No scene in the game (in either game, really) is able to capture this humanity better than the birthday party sequence, which sure is something to take in:

This entire scene is a masterstroke. There’s just so much going on, so much to soak up besides the…well, the obvious.

Wolfenstein isn’t interested in giving us perfect sidekicks. Almost everybody in the game (and I’m talking about your allies here, not the Nazis) has serious flaws undermining their character, making them at best unreliable and at worst unlikable.

But so do I. And so do you. We’ve all got our problems. They’re what make us human, and they’re what provide the measuring stick for the times we aren’t the worst, and can do good things in the name of a good cause.

A hero doing heroic things is expected, boring even, but seeing normal folks rise above their shortcomings to save the day and risk their lives packs far more of a punch.

It’s true of firefights but it’s even truer of drunken fistfights. BJ’s party scene is maybe my favourite part of the game, better than the execution, better than the showdown with your dad, because it finishes the job the rest of the game starts in rounding out these characters. We’ve seen these very real characters endure hardship, death and destruction, and now we get to see the other end of the spectrum as they have one hell of a night.

Maybe the best way to illustrate it is this. Here’s how most video game characters get drunk, on their way to triggering a boss fight or a cutscene about being very sad:

Here’s how Wolfenstein’s resistance gets drunk:

This is how people party. It’s stupid, it’s messy, it’s regrettable, it’s 100% relatable.

The party sequence doesn’t just push a slider called “character development” along a few notches, either, it serves as a fantastic tonal release for the game’s final chapters.
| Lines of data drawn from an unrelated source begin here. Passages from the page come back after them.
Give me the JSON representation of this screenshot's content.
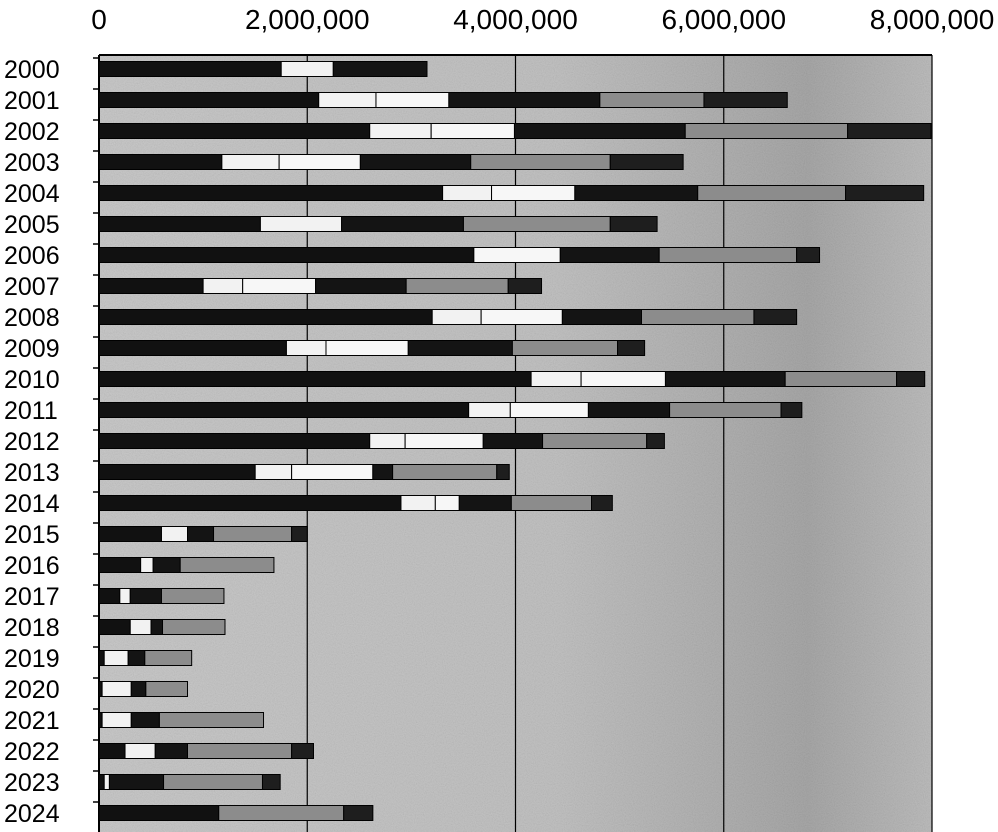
{
  "chart_data": {
    "type": "bar",
    "orientation": "horizontal",
    "stacked": true,
    "title": "",
    "xlabel": "",
    "ylabel": "",
    "xlim": [
      0,
      8000000
    ],
    "x_ticks": [
      "0",
      "2,000,000",
      "4,000,000",
      "6,000,000",
      "8,000,000"
    ],
    "grid": "vertical",
    "legend": "none",
    "categories": [
      "2000",
      "2001",
      "2002",
      "2003",
      "2004",
      "2005",
      "2006",
      "2007",
      "2008",
      "2009",
      "2010",
      "2011",
      "2012",
      "2013",
      "2014",
      "2015",
      "2016",
      "2017",
      "2018",
      "2019",
      "2020",
      "2021",
      "2022",
      "2023",
      "2024"
    ],
    "segment_colors": [
      "#111111",
      "#f2f2f2",
      "#f7f7f7",
      "#141414",
      "#8c8c8c",
      "#1e1e1e"
    ],
    "series": [
      {
        "values": [
          1750000,
          2110000,
          2600000,
          1180000,
          3300000,
          1550000,
          3600000,
          1000000,
          3200000,
          1800000,
          4150000,
          3550000,
          2600000,
          1500000,
          2900000,
          600000,
          400000,
          200000,
          300000,
          50000,
          30000,
          30000,
          250000,
          50000,
          1150000
        ]
      },
      {
        "values": [
          500000,
          550000,
          590000,
          550000,
          470000,
          780000,
          0,
          380000,
          470000,
          380000,
          480000,
          400000,
          340000,
          350000,
          330000,
          250000,
          120000,
          100000,
          200000,
          230000,
          280000,
          280000,
          290000,
          50000,
          0
        ]
      },
      {
        "values": [
          0,
          700000,
          800000,
          780000,
          800000,
          0,
          830000,
          700000,
          780000,
          790000,
          810000,
          750000,
          750000,
          780000,
          230000,
          0,
          0,
          0,
          0,
          0,
          0,
          0,
          0,
          0,
          0
        ]
      },
      {
        "values": [
          900000,
          1450000,
          1640000,
          1060000,
          1180000,
          1170000,
          950000,
          870000,
          760000,
          1000000,
          1150000,
          780000,
          570000,
          190000,
          500000,
          250000,
          260000,
          300000,
          110000,
          160000,
          140000,
          270000,
          310000,
          520000,
          0
        ]
      },
      {
        "values": [
          0,
          1000000,
          1560000,
          1340000,
          1420000,
          1410000,
          1320000,
          980000,
          1080000,
          1010000,
          1070000,
          1070000,
          1000000,
          1000000,
          770000,
          750000,
          900000,
          600000,
          600000,
          450000,
          400000,
          1000000,
          1000000,
          950000,
          1200000
        ]
      },
      {
        "values": [
          0,
          800000,
          800000,
          700000,
          750000,
          450000,
          220000,
          320000,
          410000,
          260000,
          270000,
          200000,
          170000,
          120000,
          200000,
          150000,
          0,
          0,
          0,
          0,
          0,
          0,
          210000,
          170000,
          280000
        ]
      }
    ]
  }
}
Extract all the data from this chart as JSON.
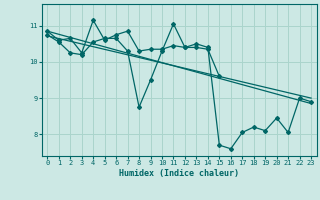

For all of New Colossus’ jokes, much of it takes place in a very grim America, from the atomic wasteland of Manhattan to a New Orleans ghetto that’s almost uninhabitable.

What better way to keep the player’s spirits up for their final push against the Nazi stronghold than to pause the action for a long, hilarious party sequence? Like the characters themselves, it was the perfect time for a break from all the stressing and killing.

New Colossus shows that an America ruled by Nazis is a terrible place. But it also shows that a video game without light-hearted moments can be just as grim.